Question

The number of arrangements of all the cards in a complete deck, such that cards of the same suit are together, is
A. $\dfrac{{{\text{52!}}}}{{{\text{4!}}}}$
B. $\dfrac{{{{\left( {{\text{13!}}} \right)}^{\text{4}}}}}{{{\text{4!}}}}$
C. ${\left( {{\text{13!}}} \right)^{\text{4}}}{\text{.4!}}$
D. $\dfrac{{{\text{52!}}}}{{{{\left( {{\text{13!}}} \right)}^{\text{4}}}}}$

Answer 1

Hint: We need to find the number of ways the cards in a deck can be arranged in such a way that, all the cards of the same suit are together. This means that we have to arrange 13 cards in a suit in 13! ways. There are 4 such suits and the 4 suites can be arranged in 4! ways. The product of these arrangements gives the total number of arrangements.

Complete step by step Answer:

We have a deck of 52 cards with 4 suits of 13 cards each.
We can consider 4 suits as 4 different packs with 13 cards each. Then four suits then can be arranged in \[{\text{4!}}\] ways. We can consider a pack of 13 cards. These 13 cards are not identical and we can arrange the internally in 13! ways.

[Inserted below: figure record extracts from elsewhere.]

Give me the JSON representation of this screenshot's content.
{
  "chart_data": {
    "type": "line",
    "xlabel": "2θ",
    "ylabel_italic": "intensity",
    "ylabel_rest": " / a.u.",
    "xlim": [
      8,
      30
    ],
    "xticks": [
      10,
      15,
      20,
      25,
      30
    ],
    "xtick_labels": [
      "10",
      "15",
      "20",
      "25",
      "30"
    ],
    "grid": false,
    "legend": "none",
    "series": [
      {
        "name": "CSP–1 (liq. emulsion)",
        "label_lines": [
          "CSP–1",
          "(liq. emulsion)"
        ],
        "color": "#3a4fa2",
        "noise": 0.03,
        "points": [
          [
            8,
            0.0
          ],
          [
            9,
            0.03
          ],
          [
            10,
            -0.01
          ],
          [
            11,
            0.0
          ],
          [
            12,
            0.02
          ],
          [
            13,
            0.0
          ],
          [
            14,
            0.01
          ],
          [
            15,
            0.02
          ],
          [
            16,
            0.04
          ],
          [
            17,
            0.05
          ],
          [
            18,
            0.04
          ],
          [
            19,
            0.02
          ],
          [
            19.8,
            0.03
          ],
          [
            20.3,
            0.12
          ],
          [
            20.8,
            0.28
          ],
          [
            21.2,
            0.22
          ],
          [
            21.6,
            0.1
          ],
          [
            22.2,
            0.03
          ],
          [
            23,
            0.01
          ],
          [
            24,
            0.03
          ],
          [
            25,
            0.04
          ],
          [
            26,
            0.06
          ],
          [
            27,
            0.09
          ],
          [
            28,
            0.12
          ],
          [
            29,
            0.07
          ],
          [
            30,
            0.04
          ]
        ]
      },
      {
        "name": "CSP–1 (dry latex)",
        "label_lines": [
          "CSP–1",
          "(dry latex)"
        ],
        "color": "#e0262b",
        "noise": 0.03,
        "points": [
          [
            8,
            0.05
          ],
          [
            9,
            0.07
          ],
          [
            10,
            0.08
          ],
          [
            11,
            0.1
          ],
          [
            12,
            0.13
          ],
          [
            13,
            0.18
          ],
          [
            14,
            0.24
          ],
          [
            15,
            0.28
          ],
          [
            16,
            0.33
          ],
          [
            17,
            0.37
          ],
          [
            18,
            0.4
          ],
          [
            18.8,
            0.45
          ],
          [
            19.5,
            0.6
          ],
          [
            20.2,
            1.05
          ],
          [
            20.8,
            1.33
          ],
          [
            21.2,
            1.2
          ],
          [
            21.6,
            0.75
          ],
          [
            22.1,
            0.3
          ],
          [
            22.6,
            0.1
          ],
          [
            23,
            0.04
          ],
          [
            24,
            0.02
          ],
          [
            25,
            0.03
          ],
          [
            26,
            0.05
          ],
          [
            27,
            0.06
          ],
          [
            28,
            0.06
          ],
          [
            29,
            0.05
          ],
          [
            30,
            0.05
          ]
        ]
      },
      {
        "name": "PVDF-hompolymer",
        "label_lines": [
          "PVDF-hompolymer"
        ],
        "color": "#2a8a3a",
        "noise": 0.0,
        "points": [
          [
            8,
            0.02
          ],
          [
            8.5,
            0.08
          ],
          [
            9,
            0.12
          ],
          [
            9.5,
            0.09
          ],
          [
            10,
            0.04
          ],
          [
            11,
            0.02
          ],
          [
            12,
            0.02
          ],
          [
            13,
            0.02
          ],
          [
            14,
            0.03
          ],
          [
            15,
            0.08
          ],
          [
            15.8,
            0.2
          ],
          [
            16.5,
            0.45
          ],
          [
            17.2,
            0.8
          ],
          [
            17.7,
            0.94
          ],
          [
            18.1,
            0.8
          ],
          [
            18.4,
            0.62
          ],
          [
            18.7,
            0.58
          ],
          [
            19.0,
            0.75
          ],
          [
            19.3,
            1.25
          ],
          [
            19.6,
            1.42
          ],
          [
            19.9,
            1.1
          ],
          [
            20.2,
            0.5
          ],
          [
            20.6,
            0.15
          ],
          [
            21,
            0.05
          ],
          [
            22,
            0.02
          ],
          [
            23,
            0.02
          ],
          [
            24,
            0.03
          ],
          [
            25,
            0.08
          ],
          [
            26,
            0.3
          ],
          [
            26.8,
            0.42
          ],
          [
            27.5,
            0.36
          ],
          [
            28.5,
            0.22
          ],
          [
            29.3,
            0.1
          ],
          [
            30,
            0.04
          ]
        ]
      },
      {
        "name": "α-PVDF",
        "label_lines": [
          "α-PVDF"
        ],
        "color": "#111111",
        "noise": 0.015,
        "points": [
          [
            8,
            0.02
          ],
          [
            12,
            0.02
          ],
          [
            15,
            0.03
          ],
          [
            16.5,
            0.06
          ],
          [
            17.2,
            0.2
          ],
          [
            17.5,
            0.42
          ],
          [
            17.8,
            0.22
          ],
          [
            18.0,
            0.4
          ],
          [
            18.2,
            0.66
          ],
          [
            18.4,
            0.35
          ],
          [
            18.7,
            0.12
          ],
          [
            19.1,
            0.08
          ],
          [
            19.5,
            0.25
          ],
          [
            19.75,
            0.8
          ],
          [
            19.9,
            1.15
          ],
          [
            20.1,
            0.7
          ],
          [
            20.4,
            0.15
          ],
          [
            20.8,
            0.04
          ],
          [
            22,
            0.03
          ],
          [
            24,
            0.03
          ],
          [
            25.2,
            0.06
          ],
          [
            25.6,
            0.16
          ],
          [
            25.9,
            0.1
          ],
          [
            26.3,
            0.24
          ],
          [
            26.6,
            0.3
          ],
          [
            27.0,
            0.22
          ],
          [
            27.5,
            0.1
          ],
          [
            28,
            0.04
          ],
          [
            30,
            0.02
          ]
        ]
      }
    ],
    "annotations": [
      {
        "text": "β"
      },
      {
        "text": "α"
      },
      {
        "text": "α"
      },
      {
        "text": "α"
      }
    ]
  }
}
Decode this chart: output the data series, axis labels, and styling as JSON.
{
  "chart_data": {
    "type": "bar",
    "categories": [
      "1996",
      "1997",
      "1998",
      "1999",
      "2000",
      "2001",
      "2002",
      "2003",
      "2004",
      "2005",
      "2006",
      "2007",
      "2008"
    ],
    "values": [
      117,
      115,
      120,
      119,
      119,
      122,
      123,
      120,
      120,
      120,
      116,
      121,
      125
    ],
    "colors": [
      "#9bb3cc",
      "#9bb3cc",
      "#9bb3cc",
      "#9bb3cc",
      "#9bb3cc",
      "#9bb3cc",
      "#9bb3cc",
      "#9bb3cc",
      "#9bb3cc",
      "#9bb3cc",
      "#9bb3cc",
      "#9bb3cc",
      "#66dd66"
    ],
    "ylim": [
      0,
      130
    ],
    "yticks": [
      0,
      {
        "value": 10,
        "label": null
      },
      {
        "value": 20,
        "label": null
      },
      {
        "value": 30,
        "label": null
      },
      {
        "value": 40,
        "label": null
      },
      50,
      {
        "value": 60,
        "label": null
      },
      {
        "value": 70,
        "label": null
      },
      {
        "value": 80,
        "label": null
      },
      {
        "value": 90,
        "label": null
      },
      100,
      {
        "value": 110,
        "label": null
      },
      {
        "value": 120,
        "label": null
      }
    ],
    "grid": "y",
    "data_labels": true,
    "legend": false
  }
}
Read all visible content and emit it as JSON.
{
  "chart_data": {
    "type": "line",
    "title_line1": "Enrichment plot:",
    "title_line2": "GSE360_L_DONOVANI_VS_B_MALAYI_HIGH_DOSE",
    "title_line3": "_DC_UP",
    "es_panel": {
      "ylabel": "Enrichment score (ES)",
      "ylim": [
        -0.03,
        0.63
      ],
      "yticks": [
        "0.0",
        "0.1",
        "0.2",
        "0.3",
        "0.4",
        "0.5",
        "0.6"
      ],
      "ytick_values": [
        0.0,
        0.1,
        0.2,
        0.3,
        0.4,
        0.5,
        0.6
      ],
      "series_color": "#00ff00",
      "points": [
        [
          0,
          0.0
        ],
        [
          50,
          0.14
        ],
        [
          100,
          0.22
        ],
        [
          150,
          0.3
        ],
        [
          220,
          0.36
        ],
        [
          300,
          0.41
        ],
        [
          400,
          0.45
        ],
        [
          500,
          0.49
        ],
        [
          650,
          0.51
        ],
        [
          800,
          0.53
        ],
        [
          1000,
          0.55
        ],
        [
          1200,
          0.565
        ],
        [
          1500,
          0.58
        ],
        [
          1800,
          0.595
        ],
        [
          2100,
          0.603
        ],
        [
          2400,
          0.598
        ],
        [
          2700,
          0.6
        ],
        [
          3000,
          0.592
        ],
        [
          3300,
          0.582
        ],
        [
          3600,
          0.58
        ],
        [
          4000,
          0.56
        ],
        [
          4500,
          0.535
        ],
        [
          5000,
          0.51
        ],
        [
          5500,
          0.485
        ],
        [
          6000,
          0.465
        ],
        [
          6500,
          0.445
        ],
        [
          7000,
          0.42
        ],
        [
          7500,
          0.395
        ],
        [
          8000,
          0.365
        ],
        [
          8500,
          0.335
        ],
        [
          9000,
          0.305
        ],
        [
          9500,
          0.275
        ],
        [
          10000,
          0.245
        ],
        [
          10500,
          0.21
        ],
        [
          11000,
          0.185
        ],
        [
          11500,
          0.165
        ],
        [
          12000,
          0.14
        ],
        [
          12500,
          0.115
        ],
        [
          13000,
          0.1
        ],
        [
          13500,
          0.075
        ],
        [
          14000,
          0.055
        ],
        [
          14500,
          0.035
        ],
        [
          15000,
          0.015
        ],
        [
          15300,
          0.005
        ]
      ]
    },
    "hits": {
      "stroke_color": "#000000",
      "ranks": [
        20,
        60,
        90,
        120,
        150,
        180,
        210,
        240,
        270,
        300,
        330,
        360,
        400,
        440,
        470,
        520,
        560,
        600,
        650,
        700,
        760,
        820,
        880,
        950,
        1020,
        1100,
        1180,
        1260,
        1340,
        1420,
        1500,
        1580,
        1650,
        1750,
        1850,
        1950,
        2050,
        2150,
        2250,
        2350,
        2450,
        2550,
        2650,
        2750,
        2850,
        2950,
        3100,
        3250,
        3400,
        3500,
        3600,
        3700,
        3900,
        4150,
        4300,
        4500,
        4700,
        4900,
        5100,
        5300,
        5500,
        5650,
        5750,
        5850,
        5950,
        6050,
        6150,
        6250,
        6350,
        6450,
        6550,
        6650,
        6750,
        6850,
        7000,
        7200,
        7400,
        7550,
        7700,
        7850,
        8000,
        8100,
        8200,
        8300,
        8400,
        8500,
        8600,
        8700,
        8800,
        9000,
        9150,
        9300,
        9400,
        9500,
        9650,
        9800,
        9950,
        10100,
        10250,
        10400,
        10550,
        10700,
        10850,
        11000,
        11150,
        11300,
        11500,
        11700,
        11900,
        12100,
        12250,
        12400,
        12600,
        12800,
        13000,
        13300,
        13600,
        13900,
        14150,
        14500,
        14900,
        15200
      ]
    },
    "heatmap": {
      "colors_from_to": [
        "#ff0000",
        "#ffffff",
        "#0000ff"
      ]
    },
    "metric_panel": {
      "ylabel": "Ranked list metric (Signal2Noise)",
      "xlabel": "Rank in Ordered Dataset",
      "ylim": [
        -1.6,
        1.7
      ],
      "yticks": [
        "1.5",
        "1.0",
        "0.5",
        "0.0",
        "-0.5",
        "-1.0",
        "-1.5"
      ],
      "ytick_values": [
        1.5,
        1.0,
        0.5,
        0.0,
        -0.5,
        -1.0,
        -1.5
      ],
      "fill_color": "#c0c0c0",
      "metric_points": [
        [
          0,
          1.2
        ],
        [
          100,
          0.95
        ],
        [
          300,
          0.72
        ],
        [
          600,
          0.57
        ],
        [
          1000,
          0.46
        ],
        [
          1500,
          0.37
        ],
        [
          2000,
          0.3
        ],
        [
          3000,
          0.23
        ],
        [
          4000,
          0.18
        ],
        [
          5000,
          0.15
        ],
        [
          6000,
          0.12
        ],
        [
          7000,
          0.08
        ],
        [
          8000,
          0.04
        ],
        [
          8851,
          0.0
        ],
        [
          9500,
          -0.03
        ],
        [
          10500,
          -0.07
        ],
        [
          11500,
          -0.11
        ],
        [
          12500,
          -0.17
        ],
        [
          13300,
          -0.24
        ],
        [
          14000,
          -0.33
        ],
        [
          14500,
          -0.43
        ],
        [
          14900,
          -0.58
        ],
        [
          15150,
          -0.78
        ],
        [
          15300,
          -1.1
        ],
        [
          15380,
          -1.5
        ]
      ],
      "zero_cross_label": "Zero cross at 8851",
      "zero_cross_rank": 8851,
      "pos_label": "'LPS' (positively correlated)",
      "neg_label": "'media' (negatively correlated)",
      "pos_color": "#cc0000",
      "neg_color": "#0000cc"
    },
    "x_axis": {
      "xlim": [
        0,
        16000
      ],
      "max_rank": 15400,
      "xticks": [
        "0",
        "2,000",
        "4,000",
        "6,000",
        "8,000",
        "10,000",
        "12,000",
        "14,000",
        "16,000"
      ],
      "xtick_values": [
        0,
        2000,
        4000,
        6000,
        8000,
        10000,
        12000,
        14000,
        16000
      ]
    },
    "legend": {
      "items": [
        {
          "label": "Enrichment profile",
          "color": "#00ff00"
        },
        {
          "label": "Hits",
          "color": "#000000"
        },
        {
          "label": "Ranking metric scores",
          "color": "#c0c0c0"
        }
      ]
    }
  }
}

We have four such packs of 13 cards and each of them can be arranged by 13! ways.
Therefore, the number of ways the four suits can be arranged internally is \[13! \times 13! \times 13! \times 13! = {\left( {13!} \right)^4}\]
Therefore, we get the total number of ways of arranging a deck of cards such that all the cards of the same suit are together by taking the product of the number of ways of arranging the four suits internally and the number of ways 4 packs of 13 cards can be arranged.
Therefore, the required number of ways is given by the product ${\left( {{\text{13!}}} \right)^{\text{4}}}{\text{.4!}}$
So, the correct answer is option C.

Note: We must consider all the possible arrangements, that is we must consider the cases of internal arrangements within a suit as well as the different arrangements of all the suits. We must not take the cards of the same suit as identical cards. All the cards in a deck is different in one way or another so we must take its permutations. We must take the product to find the number of ways of arranging the cards of 4 suits internally and not the sum. We need to find the exact value of the answer as it is time-consuming and increases the chances of making mistakes as there is a lot of multiplication involved. In the options also the number of ways is given in terms of the product of factorial.